WASHINGTON – The Obama administration has been quietly pushing to sell armed drones to key allies, but it has run into resistance from U.S. lawmakers concerned about the proliferation of technology and know-how.
The Pentagon wants more North Atlantic Treaty Organization members to have such pilotless aircraft to ease the burden on the U.S. in Afghanistan and in future conflicts like the alliance's air campaign in Libya this year.
Administration officials recently began informal consultations with lawmakers about prospective sales of armed drones and weapons systems to NATO members Italy and Turkey, while several U.S. allies in the Persian Gulf have been pressing Washington to authorize drone sales, officials said.
The Pentagon's proposed sales have set off a behind-the-scenes debate between the administration and some members of Congress over whether the U.S. should speed the spread of a technology that will allow other countries to carry out military strikes by remote control.
The growing debate comes at a time when human-rights groups are stepping up their campaign against the Obama administration's use of drones to kill suspected militants around the world.
So far, the U.S. has sold unarmed drones to several countries, including Italy, but has only allowed sales of armed drones to Britain, citing its relationship with the U.S. and large troop presence in Afghanistan.
Republican and Democratic committee leaders have been pressing the administration to spell out its policy on drone exports.
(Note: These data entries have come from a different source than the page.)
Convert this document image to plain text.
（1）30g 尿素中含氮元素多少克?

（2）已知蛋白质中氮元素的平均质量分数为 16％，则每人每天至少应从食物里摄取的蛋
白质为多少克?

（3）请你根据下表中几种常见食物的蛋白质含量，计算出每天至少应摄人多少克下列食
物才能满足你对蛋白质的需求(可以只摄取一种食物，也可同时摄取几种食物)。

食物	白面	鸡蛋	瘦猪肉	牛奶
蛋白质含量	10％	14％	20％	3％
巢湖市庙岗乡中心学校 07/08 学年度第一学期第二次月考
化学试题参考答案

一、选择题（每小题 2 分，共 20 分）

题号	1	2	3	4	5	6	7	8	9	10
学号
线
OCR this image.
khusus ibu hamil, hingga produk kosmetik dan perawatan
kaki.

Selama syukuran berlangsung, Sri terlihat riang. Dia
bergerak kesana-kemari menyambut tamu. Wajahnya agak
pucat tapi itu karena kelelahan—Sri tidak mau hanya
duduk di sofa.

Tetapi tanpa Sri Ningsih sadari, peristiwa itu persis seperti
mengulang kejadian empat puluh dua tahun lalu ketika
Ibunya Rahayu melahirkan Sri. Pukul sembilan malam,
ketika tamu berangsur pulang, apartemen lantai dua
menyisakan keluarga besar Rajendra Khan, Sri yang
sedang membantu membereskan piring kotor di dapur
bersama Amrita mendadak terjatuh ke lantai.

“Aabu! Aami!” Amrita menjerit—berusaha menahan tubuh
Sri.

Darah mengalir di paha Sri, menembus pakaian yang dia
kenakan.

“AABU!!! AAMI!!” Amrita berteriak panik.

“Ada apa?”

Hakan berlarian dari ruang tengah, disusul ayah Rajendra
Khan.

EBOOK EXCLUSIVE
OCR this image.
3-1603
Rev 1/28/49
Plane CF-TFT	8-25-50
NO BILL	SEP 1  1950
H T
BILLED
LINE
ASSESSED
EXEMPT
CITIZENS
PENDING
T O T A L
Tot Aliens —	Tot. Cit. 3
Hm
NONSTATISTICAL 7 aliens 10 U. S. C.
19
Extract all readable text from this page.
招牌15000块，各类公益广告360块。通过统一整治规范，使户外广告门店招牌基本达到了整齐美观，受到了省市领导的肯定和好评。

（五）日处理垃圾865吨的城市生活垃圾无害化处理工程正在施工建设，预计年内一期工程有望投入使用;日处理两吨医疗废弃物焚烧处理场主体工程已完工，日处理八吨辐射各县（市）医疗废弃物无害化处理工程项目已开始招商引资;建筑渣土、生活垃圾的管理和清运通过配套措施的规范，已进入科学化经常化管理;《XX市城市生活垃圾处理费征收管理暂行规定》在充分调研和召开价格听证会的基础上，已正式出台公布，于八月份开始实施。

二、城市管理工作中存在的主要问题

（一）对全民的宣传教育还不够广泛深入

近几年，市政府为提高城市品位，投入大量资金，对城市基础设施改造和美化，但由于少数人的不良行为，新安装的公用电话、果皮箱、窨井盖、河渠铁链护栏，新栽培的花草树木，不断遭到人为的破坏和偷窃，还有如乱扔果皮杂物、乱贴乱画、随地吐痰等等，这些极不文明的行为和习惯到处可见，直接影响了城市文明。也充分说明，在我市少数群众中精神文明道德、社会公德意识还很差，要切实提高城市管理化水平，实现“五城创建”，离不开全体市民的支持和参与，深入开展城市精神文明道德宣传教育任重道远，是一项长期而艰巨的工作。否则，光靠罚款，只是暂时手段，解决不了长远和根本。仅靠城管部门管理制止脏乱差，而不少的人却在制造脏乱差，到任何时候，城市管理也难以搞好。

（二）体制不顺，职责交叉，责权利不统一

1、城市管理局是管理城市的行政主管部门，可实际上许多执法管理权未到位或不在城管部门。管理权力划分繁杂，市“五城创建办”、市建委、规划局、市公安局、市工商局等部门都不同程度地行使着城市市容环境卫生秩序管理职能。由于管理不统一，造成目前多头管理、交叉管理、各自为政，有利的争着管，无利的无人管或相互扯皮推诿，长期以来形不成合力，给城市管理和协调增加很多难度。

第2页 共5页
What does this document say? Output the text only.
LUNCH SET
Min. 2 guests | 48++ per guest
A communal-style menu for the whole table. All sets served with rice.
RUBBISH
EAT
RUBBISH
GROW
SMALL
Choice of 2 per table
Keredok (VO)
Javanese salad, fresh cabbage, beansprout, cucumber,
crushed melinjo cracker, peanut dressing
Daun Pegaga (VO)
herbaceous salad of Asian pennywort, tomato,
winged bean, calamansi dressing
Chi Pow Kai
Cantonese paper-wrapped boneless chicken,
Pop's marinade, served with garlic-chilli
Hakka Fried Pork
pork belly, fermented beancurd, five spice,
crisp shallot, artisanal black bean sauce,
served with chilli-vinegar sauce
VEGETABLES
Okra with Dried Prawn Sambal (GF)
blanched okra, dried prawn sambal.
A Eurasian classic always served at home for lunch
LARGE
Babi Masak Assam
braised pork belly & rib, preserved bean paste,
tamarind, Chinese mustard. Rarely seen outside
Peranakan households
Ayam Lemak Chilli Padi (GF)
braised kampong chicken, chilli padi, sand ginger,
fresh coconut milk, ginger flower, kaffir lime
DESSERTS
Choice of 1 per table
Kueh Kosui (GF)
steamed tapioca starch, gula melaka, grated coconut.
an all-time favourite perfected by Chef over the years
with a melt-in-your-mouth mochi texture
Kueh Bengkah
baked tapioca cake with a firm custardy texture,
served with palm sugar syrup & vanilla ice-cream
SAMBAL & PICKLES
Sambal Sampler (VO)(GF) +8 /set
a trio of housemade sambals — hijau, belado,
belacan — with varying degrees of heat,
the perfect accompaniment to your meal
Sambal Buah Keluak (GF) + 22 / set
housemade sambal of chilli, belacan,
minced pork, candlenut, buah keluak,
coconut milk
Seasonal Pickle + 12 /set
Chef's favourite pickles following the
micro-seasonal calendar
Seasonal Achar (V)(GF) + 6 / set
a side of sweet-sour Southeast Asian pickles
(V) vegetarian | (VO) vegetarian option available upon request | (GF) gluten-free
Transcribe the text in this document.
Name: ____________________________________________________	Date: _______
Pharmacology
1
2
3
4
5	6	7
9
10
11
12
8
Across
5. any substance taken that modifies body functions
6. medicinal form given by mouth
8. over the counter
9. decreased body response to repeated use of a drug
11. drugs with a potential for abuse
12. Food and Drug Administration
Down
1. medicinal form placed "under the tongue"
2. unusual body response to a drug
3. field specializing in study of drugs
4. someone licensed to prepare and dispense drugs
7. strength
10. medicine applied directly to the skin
Outside experts, meanwhile, have urged the White House to start thinking about the broader implications of sharing a technology that could transform how a growing number of countries wage war.
The administration is required by law to notify key congressional committees about prospective arms sales. Congress generally signs off quickly when deals involve NATO allies, but officials say the proposed transfer of armed drones, also known as unmanned aerial vehicles, or UAVs, faces added scrutiny.